By that point, the couple had gotten out of theater and both worked in IT to pay the bills. “When I went to college, I wanted to do something where I wasn’t stuck behind a desk, and I ended up stuck behind a desk,” recalls Justin.
So, shortly after Virginia Senate Bill 604 was passed in 2012, Justin and Courtney started tossing around the idea of cutting loose from their desk jobs and opening a brewery. When asked about the process that followed, they both simply say “long!” However, after about four years of hard work, their dream came to fruition in 2017.
Cast of characters
Justin and Courtney agree that one of their favorite aspects of owning a brewery are the folks who walk through the door. “We have met some incredible people we would’ve never met before,” says business manager, Courtney White, who also (wo)mans the bar. (They both wear a lot of hats … all the hats, in fact.)
It seems the feeling is mutual. Reports regular Brian Pikral, “Justin and Courtney go out of their way to be approachable, whether explaining about the beers on tap or just hanging out in general.” Pikral’s most frequent pick is Intermission’s Milk Stout, which he describes as “not overpowering, boozy or adjunct-filled.”
But it’s not just the customers the Whites enjoy getting to know. It’s also the staff of other local breweries. “With beer, there’s a camaraderie,” Courtney explains. “You don’t really get that with other industries.”
When they were first opening the brewery, Justin purposely didn’t ask advice from other brewers because he didn’t want to be “that guy.” But much to his and Courtney’s surprise, many of his fellow brewers stopped by on opening weekend to show their support. The Whites were also invited to join the Richmond Brewers United, which is a partnership between Richmond Regional Tourism, breweries and beer writers to share experiences and grow beer tourism in RVA.
Playing a supporting role
Because Courtney and Justin have found this support to be so important in their first year, they try to pay it forward by lending a hand to other local businesses, particularly those owned by women. This past summer, they hosted an outdoor event where female artisans of handmade goods could sell their creations. Plus, they’ve used their outdoor space, a large, grassy field behind the brewery, for a fitness boot camp, and they sell Lush cupcakes at special events (both businesses are women-owned).

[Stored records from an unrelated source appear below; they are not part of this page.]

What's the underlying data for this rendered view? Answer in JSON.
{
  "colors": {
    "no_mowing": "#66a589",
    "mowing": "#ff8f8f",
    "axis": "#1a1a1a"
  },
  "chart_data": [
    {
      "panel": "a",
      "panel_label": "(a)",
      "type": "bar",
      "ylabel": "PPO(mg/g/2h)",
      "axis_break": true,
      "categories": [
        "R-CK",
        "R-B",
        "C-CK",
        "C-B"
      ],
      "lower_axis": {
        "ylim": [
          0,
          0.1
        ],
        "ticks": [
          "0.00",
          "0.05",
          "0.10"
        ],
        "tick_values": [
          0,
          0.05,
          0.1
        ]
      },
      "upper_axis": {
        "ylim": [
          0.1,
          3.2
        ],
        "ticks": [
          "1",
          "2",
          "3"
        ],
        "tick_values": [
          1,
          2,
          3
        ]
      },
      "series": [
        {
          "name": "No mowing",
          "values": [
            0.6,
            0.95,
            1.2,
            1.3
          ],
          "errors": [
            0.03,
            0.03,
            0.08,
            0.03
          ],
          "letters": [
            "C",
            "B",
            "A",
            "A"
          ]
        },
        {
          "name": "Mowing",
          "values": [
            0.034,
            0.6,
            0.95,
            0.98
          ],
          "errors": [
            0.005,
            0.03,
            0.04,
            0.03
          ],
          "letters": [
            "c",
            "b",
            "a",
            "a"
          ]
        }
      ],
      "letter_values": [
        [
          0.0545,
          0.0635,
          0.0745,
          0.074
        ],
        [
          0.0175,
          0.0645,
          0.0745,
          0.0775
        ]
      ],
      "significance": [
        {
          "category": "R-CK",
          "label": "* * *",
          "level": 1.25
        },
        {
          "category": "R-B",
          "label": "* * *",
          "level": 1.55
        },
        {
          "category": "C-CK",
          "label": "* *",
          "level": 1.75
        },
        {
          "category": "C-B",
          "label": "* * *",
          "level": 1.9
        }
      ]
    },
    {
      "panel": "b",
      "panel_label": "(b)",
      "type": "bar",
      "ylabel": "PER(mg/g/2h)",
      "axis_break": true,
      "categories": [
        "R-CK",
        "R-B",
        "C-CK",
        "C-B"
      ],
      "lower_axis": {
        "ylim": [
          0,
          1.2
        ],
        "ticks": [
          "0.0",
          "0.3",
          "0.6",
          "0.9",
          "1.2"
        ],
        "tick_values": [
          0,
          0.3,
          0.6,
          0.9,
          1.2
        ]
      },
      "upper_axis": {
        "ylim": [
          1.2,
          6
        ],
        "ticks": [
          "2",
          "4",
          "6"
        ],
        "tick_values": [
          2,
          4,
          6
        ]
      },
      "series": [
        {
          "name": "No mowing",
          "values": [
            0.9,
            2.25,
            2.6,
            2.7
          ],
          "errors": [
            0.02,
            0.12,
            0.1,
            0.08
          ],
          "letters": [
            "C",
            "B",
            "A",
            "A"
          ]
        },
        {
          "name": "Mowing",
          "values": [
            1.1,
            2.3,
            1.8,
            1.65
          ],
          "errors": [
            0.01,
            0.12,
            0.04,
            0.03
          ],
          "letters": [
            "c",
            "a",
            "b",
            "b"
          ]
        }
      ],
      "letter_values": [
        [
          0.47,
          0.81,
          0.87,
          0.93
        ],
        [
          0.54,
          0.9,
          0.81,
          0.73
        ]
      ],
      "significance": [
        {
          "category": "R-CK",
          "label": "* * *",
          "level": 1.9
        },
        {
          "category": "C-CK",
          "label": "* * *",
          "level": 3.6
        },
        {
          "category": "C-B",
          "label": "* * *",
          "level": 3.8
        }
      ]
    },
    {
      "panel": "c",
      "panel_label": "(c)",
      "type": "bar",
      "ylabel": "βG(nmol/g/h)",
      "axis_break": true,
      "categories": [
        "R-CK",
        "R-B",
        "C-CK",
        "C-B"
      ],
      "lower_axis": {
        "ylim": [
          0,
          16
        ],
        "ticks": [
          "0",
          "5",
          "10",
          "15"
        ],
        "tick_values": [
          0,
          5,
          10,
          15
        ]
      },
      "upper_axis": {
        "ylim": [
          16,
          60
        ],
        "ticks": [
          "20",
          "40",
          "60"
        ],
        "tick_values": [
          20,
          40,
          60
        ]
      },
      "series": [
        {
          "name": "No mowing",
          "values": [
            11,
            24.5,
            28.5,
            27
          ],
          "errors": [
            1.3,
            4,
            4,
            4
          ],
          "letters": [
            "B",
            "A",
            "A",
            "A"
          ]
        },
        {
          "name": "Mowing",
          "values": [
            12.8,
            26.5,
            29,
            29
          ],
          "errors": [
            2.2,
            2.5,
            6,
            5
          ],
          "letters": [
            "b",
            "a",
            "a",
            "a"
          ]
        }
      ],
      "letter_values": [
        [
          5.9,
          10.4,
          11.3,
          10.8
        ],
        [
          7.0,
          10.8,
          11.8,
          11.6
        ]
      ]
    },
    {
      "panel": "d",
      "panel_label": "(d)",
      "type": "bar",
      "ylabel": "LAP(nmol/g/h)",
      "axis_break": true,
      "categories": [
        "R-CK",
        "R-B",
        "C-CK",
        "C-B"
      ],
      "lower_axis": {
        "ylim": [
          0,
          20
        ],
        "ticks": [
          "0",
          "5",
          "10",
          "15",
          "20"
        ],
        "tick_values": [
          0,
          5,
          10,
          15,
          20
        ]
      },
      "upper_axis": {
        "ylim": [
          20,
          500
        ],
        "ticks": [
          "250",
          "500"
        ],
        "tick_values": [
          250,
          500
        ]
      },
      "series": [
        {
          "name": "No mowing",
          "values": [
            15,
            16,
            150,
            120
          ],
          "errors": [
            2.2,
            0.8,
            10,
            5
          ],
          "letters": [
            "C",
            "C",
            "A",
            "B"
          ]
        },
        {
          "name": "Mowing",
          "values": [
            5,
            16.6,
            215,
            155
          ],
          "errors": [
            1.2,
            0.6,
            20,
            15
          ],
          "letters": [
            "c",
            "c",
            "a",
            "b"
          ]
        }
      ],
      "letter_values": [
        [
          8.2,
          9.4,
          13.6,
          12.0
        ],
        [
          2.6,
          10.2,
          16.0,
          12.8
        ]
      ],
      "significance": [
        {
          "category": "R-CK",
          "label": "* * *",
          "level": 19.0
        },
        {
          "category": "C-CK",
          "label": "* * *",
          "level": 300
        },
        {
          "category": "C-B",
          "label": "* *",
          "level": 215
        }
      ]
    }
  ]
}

Currently, Justin is also taking the bold step to begin sourcing all of the brewery’s malt in Virginia: “We’re making a small sacrifice on our bottom dollar to support a local business, and I think that’s worth more than the few cents per pound [we could’ve saved].”In launching their new business, the Whites have always stayed true to who they are and what they believe in. “It’s personal for us,” says Courtney. In so doing, Justin and Courtney have created something that not only breaks the RVA brewery mold but also is drawing an enthusiastic (and thirsty) audience.